The NearMiss family was introduced by Inderjeet Mani and I-Hsin Zhang in 2003 in the Workshop on Learning from Imbalanced Datasets held at ICML. Three variants are commonly used. NearMiss-1 keeps majority points with the smallest mean distance to their three closest minority points; NearMiss-2 uses the three farthest minority points; NearMiss-3 keeps, for each minority point, the $k$ closest majority points. NearMiss-1 tends to retain majority points that sit close to minority clusters, which is useful when the boundary is the part of the majority class you want the classifier to learn. NearMiss-3 guarantees that every minority point keeps some majority neighbors, which makes it more robust to outliers.

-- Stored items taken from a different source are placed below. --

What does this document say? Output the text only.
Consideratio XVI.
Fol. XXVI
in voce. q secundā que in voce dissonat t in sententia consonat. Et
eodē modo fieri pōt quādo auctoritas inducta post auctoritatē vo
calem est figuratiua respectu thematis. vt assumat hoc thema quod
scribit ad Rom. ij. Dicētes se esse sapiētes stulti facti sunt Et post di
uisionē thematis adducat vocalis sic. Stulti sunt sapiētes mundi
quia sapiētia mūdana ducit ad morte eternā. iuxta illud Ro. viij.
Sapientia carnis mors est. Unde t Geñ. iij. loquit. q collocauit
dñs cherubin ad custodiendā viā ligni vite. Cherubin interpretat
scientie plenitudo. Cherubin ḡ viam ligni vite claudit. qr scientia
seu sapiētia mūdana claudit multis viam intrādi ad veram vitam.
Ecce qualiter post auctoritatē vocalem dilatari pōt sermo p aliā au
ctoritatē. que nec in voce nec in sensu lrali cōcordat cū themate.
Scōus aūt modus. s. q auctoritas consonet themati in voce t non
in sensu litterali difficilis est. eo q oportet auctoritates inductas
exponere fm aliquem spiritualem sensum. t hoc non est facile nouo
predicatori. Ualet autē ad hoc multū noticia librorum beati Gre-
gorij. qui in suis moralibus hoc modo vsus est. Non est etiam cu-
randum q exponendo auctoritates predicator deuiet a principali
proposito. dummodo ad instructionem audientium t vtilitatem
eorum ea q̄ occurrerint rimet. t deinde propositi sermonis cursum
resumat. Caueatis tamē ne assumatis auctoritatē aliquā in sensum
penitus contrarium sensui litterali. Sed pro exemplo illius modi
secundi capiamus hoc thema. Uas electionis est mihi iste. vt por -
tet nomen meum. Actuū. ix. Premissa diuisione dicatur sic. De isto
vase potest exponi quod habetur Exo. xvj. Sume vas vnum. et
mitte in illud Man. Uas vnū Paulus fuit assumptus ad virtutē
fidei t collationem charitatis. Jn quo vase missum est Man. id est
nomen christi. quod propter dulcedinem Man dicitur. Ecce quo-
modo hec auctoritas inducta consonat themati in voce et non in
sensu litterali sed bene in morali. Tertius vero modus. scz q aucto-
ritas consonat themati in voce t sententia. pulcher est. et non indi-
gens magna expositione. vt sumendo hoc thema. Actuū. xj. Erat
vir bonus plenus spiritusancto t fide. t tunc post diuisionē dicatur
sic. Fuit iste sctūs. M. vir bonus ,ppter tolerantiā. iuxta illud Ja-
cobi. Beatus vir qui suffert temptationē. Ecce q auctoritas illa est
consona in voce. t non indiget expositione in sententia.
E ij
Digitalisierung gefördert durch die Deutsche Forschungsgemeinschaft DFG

neighborhood cleaning rule

The Neighborhood Cleaning Rule (NCR) was proposed by Jorma Laurikkala in 2001 at the Eighth Conference on Artificial Intelligence in Medicine in Europe. NCR combines ENN with a second pass that finds majority neighbors of misclassified minority points and removes them as well. On Laurikkala's experiments NCR outperformed both random undersampling and one-sided selection on a panel of medical datasets, particularly when the small class was clinically important.

ensemble undersampling

A single undersampled subset throws away most of the majority data and produces a high-variance classifier. Ensemble undersampling reduces this variance by training many classifiers on different random subsets and averaging their predictions. The same idea drives bagging on full datasets, but here each bag is a balanced sample drawn from the imbalanced original.

Method	Year	Idea
EasyEnsemble	2009	Sample several balanced subsets from the majority class, train an AdaBoost classifier on each, then aggregate predictions
BalanceCascade	2009	Same as EasyEnsemble but sequential; after each round, correctly classified majority points are removed before the next subset is drawn
RUSBoost	2010	At each AdaBoost iteration, randomly undersample the majority class to a target ratio before fitting the weak learner
Balanced Bagging	classical	Bagging where each bootstrap sample is balanced by undersampling the majority class
Balanced Random Forest	2004	Each tree in the forest is grown on a balanced bootstrap sample drawn by undersampling the majority class

EasyEnsemble and BalanceCascade were proposed by Xu-Ying Liu, Jianxin Wu, and Zhi-Hua Zhou in 2009 in IEEE Transactions on Systems, Man, and Cybernetics, Part B (volume 39, pages 539 to 550). The paper showed that both methods consistently improved AUC, F-measure, and G-mean over single-classifier undersampling, with training time comparable to a single AdaBoost run when the same number of weak learners is used.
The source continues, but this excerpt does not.